The Future of Bicycle Inspection: Part 4
When first introducing our damage assessment solution to bicycle retailers and workshops, we often ask them if they had previously considered offering standardised bike inspections as part of their service/workshop offering. Interestingly, of the few that require some convincing, the responses fall into one or more of the following categories:
- We don’t see many damaged bikes coming to us.
- We have our own method.
- We send it to someone else if we notice a crack.
- This seems important for warranty claims, but we want to remain neutral.
The final blog in this series covers inspections as a critical component of the insurance and warranty claims process.
Missed our previous posts on this topic? Click here to read part 1 (prevention vs reaction), click here to read part 2 (pre-purchase/sale inspections), click here to read part 3 (post-impact inspections).
Part 4: Inspection for warranty and insurance
At its core, Cycle Inspect seeks to instill a sense of consumer confidence to the bicycle inspection discipline through standardised methods that bring consistency, quality, and objectivity. We do this with the intention to up-skill reputable bike shops; and mobile and sole trader mechanics so that all cyclists know exactly what they are riding or buying – and make appropriate decisions.
What happens, then, when new bikes don’t meet expectations?
In most cases, manufacturers offer limited warranties that extend to the first (original) owner only. Whilst the terminology differs from manufacturer to manufacturer, these warranties typically cover processing or material faults and manufacturing defects in materials or workmanship. In other words, a fault which was already present at the time of purchase (also referred to as, worryingly, a ‘risk transfer’). The length of the warranty varies and, in some cases, does so by component and often need to be returned to an authorised dealer in a suitable condition to be considered for a replacement or repair. If a frame or fork has undergone an external repair the warranty is void.
The question is then, what poses a risk? Without access to a 'layup pattern' (shapes/directions of carbon sheet) it is a tough question to answer and as this is considered the most important part of a carbon bike’s design, it is not likely manufacturers are ready and willing to release this information for the public good. We at Cycle Inspect therefore take the view anything that the presence of any anomaly is something that, if identified, should be monitored.
What is the role of the bike shop and trusted mechanic in the warranty claims process?
Often, we hear bike shops prefer to remain “neutral” in this regard by avoiding any efforts to classify anomalies as potential flaws of the manufacturing process. The solution here is to simply “strip and ship” and hope the customers receives a good outcome. In the same we Cycle Inspect seek to empower local bike shops to assess damage, we feel there is also an opportunity to assist manufacturers.
Of course, we do not intend to override a manufacturer’s warranty claim process but to move forward cooperatively under their guidance. A larger network of inspection specialists operating under standardised inspection processes only strengthens a manufacturers’ ability to address warranty claims more quickly, efficiently, and objectively. We believe that as part of a regular bicycle servicing routine, carbon inspection can monitor potential manufacturing defects to assist retailers and manufacturers to understand the risks of hidden anomalies and to monitor for any propagation from this over time.
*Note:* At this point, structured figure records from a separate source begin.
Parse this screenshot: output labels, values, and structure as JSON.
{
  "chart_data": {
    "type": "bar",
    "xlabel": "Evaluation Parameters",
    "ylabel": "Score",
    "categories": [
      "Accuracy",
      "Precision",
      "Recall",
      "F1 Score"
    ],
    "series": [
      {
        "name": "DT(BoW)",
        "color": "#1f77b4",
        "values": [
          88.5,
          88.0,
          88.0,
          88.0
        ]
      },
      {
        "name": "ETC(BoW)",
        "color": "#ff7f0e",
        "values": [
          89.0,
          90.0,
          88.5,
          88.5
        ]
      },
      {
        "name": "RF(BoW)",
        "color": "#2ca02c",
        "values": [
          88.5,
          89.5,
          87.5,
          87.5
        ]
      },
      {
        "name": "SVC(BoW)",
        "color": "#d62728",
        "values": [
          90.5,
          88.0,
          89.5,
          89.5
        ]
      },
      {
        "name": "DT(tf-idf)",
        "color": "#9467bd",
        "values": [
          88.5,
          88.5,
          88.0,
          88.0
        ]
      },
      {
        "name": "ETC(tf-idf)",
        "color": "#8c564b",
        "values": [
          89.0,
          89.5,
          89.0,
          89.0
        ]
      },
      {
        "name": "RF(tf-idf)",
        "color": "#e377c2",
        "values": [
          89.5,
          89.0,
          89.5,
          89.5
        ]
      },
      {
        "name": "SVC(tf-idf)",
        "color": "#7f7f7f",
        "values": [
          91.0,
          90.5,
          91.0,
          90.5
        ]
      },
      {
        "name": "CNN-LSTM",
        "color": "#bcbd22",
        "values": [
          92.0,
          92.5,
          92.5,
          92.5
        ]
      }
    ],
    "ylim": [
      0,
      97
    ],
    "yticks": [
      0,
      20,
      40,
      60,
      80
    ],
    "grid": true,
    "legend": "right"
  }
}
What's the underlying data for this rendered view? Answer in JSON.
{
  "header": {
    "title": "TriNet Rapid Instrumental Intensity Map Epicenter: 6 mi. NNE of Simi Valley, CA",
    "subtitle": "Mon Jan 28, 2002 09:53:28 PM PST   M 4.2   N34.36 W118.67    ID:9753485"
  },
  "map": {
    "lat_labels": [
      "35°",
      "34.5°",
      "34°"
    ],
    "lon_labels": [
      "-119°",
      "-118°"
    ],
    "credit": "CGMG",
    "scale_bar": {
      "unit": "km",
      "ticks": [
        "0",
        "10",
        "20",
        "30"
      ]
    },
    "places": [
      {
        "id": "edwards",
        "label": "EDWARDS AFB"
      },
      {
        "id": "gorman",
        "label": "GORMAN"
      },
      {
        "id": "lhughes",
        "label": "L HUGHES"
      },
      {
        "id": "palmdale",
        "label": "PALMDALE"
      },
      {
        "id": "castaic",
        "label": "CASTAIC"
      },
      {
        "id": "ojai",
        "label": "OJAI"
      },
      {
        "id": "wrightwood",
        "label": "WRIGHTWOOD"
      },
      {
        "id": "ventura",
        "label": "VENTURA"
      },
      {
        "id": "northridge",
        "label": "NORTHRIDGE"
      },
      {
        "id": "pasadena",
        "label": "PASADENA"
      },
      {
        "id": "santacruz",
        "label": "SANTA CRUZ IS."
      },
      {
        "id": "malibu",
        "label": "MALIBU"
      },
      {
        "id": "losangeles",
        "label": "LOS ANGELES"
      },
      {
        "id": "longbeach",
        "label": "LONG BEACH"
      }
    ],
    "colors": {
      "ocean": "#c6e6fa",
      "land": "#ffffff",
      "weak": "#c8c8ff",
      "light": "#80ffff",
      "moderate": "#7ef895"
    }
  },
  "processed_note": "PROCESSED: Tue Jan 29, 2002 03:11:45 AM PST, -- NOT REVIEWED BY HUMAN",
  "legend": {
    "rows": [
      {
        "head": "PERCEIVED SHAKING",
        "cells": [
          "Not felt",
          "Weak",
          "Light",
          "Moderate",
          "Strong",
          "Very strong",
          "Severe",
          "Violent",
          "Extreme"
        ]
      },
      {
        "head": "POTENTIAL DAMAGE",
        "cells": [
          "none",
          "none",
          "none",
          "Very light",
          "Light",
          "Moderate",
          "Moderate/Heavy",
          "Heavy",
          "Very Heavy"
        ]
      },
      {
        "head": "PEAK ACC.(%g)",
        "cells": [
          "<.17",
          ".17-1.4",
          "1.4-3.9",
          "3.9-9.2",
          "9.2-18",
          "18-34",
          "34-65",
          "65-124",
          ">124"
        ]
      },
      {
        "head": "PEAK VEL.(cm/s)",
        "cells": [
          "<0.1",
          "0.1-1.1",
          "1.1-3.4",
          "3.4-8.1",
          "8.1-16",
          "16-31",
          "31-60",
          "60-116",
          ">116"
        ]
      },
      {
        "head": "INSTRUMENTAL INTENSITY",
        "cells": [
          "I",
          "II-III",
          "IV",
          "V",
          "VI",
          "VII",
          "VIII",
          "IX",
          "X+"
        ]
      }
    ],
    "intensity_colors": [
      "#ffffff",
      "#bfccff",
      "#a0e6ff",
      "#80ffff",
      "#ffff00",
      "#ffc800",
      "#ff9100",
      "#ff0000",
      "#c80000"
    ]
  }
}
What is the role of the bike shop and trusted mechanic in the insurance claims process?
Cycle Inspect take the position that all bike shops and mechanics who service and maintain any amount of carbon fibre bicycles have a duty of care to identify and assess for damage risk (whether visible or hidden). If they don’t have the skills themselves to ensure safety for the owner, then an appropriate referral to someone with the appropriate skills and experience (such as a CI-accredited technician) needs to take place.
In short, this duty of care is a call to action and the ideal outcome for both bike shop and customer is for the inspection to occur there and then and with no delay, with our research suggesting that almost 3 in 5 cyclists would prefer their local mechanic to do this.
If the #righttorepair movement has taught us anything, it is that the emphasis needs to be on ensuring longevity and avoiding premature obsolescence through repair, but insurers require objective and reliable data to process claims with confidence. Cycle Inspect’s standardised inspection procedure ensures all technicians are operating from the same manual, thereby reducing subjectivity; with our damage assessment tool providing further confidence by accounting for a range of additional contextual factors not considered through existing methods of damage inspection.